I think you'll really be pleased with the book and enjoy reading the other contributions!

Jo said...

Re the research serendipity: I LOVE when that happens.

Janine Ashbless said...

It's one of the best bits about writing, I think.

Kat Black said...

hurrah! This has been haunting me since you first gave us a taste. Congratulations to you, Mitzi and all the other contributors. Off to Amazon right now.

Janine Ashbless said...

Oh Kat, you know how to make a smutwriter very happy!
:-D

Tahira Iqbal said...

I can't wait to read your story :) Got shivers when I read the extract! Very atmospheric :) xx

Janine Ashbless said...

Tahira, that's lovely of you to say.
I used to write a lot of cosmic-horror stuff, and with this story I've certainly strayed back to that sort of atmosphere of creepy uncertainty and the sense that There Are Greater Powers At Work Out There, In The Face Of Which Man Is A Mere Insect.
:-)

Kat Black said...

Received. Read. Rated (see Goodreads). Replete. It was good for me, Janine - but then I never had any doubt that it would be.

Zander Vyne said...

I finally received my contributor's copy, and your story was one of the highlights - literary, dark and so well-written.

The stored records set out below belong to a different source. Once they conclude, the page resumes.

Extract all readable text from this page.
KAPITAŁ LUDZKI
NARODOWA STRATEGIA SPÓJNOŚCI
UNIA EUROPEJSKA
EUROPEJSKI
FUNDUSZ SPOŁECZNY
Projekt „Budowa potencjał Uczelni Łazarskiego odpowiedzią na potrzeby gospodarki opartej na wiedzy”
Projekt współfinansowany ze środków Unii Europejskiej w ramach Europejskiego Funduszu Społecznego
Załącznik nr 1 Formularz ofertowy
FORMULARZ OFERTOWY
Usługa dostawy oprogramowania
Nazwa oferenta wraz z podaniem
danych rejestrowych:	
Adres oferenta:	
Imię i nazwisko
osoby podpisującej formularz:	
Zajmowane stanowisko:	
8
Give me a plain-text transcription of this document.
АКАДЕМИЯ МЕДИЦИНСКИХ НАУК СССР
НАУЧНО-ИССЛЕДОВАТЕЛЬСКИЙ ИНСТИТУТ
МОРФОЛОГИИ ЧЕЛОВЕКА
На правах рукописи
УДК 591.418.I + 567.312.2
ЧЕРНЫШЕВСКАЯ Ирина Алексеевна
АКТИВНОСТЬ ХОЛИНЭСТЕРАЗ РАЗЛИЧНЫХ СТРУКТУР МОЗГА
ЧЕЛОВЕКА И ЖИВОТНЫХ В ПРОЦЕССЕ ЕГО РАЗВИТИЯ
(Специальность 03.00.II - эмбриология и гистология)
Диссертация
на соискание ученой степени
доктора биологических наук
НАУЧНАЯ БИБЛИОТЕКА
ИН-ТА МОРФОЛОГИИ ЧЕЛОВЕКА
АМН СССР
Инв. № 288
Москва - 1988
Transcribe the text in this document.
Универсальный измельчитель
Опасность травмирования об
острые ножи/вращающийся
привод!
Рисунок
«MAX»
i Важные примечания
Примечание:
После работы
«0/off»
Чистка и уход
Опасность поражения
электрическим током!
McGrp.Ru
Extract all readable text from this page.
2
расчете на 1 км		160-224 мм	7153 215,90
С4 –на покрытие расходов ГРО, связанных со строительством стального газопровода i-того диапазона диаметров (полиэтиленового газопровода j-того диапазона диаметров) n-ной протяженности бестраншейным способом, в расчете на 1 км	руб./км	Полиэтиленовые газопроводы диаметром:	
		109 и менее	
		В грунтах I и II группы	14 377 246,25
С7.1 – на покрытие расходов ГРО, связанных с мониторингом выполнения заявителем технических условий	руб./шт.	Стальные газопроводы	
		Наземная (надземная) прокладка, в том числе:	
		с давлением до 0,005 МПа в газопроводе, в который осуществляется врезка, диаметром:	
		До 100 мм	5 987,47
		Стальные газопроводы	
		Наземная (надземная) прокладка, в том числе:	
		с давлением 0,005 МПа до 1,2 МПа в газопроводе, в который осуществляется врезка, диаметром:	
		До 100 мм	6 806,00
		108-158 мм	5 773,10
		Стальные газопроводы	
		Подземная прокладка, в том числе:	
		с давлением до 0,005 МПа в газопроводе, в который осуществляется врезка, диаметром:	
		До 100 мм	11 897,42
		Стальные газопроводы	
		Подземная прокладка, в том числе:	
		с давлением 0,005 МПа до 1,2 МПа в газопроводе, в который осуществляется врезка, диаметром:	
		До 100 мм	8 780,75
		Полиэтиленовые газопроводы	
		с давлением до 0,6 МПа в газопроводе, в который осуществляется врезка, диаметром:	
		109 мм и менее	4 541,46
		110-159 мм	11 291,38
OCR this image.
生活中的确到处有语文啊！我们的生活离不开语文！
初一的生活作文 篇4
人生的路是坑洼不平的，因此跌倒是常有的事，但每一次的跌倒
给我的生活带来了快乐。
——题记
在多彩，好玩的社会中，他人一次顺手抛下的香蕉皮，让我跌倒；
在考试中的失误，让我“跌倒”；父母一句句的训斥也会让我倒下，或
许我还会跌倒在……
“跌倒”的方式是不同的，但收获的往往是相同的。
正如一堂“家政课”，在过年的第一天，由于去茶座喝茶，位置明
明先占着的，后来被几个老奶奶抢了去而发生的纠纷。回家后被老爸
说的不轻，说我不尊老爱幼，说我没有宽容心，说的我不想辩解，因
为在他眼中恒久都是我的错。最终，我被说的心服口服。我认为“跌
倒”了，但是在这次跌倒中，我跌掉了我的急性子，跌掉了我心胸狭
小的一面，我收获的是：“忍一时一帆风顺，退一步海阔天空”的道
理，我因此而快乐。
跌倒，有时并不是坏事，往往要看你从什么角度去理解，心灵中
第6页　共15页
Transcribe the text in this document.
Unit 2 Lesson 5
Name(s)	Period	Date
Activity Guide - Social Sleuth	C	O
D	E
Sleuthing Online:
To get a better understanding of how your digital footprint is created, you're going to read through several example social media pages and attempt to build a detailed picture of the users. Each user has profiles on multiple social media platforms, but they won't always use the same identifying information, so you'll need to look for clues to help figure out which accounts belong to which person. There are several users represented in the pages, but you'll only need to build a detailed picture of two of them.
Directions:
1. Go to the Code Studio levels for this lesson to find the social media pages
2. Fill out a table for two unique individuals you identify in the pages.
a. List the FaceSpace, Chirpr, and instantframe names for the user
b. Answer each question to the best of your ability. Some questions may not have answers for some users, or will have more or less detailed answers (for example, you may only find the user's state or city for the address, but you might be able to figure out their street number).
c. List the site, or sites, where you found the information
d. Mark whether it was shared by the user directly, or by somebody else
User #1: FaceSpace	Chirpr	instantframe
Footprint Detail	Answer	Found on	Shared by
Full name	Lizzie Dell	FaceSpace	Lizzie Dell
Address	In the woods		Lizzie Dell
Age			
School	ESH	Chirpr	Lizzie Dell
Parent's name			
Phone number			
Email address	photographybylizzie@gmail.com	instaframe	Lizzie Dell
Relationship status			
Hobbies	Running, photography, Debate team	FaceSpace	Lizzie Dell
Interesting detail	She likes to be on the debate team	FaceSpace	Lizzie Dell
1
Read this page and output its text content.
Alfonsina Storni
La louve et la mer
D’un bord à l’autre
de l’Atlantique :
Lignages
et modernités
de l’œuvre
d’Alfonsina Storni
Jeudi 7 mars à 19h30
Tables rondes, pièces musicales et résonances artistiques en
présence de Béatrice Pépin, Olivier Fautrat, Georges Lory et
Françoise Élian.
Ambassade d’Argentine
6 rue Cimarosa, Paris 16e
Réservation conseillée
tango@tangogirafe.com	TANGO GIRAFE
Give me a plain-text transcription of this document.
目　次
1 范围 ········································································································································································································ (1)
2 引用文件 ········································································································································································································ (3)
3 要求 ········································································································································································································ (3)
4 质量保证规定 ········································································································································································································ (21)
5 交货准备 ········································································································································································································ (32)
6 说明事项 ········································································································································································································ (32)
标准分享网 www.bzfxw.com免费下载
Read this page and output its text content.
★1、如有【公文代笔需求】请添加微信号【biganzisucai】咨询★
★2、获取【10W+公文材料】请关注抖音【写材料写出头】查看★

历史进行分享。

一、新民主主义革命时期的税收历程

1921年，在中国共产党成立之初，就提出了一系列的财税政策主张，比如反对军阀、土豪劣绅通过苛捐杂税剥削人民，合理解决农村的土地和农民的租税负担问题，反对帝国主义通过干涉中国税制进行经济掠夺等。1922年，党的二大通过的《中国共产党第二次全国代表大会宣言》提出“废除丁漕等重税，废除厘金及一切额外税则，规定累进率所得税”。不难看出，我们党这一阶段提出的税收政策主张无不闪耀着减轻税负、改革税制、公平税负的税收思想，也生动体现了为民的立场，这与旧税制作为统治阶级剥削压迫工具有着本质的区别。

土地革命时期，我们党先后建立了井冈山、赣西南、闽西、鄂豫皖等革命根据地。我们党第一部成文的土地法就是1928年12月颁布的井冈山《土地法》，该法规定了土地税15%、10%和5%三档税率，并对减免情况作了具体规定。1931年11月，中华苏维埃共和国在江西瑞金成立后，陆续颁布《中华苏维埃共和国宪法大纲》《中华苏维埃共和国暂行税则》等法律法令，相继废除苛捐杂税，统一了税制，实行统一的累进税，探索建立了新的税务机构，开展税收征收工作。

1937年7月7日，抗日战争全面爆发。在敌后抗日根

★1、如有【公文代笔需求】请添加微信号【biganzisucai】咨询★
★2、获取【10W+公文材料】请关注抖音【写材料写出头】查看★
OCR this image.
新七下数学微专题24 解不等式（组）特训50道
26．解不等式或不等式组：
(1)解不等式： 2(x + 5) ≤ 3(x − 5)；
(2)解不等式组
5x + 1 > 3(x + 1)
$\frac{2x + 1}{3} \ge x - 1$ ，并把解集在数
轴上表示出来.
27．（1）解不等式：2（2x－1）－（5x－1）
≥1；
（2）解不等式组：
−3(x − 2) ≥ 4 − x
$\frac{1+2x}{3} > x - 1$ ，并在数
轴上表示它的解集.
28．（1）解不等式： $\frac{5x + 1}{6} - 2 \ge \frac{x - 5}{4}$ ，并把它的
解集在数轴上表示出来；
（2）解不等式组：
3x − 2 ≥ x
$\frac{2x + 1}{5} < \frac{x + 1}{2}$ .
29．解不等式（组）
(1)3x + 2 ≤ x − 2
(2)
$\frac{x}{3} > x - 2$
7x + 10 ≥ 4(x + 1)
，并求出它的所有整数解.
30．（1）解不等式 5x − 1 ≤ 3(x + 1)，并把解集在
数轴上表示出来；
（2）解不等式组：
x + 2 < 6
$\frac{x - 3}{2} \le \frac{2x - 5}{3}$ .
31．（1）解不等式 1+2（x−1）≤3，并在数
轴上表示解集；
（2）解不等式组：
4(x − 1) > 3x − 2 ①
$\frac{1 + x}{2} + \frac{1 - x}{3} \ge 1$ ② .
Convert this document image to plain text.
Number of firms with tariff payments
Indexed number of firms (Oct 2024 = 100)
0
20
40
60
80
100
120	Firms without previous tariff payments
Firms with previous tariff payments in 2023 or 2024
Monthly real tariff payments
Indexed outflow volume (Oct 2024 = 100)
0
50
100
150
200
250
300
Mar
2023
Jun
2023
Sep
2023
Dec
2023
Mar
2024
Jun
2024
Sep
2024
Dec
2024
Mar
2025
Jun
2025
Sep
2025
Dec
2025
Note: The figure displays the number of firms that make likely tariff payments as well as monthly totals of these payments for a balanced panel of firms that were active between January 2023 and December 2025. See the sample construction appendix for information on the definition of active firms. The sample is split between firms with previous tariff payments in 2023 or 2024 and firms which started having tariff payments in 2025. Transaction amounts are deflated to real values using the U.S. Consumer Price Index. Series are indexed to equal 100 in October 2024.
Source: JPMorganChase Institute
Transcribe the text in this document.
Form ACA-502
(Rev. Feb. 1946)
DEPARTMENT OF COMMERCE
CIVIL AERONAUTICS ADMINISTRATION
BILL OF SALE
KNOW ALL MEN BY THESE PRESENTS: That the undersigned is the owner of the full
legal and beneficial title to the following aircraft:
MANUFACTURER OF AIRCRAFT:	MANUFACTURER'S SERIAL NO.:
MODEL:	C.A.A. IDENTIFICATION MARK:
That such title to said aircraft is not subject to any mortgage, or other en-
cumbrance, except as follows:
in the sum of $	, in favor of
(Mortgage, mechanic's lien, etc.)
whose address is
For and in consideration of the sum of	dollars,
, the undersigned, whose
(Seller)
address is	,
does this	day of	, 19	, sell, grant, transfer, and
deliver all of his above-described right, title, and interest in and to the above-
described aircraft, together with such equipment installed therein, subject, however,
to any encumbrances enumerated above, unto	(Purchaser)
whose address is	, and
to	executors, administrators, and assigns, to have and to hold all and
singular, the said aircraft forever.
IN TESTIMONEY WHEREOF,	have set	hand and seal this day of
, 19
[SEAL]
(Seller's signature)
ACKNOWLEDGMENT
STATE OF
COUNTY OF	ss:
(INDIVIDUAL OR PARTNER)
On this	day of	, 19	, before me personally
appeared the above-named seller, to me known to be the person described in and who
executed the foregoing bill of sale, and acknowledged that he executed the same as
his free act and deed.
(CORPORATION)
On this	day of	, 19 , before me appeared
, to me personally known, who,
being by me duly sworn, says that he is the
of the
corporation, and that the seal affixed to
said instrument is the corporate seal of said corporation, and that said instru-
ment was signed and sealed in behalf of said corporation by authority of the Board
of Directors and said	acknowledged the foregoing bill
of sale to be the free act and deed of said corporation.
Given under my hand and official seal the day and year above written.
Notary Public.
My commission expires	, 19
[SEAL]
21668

It's a real honor being between the pages with you, in a book edited by someone as talented as Mitzi Szereto.

Anonymous said...

My author copies finally arrived and I thought your story was gorgeous. Haunting and poignant and romantic.

“That is not dead which can eternal lie, yet with stranger aeons, even Death may die.”

Janine Ashbless said...

Hi Zander and Rose!

I've only just got home, but my copies were there waiting for me, smouldering on the doormat. I can't wait to settle down by candlelight and read your stories, and all the stories in this collection. It's just so my sort of thing!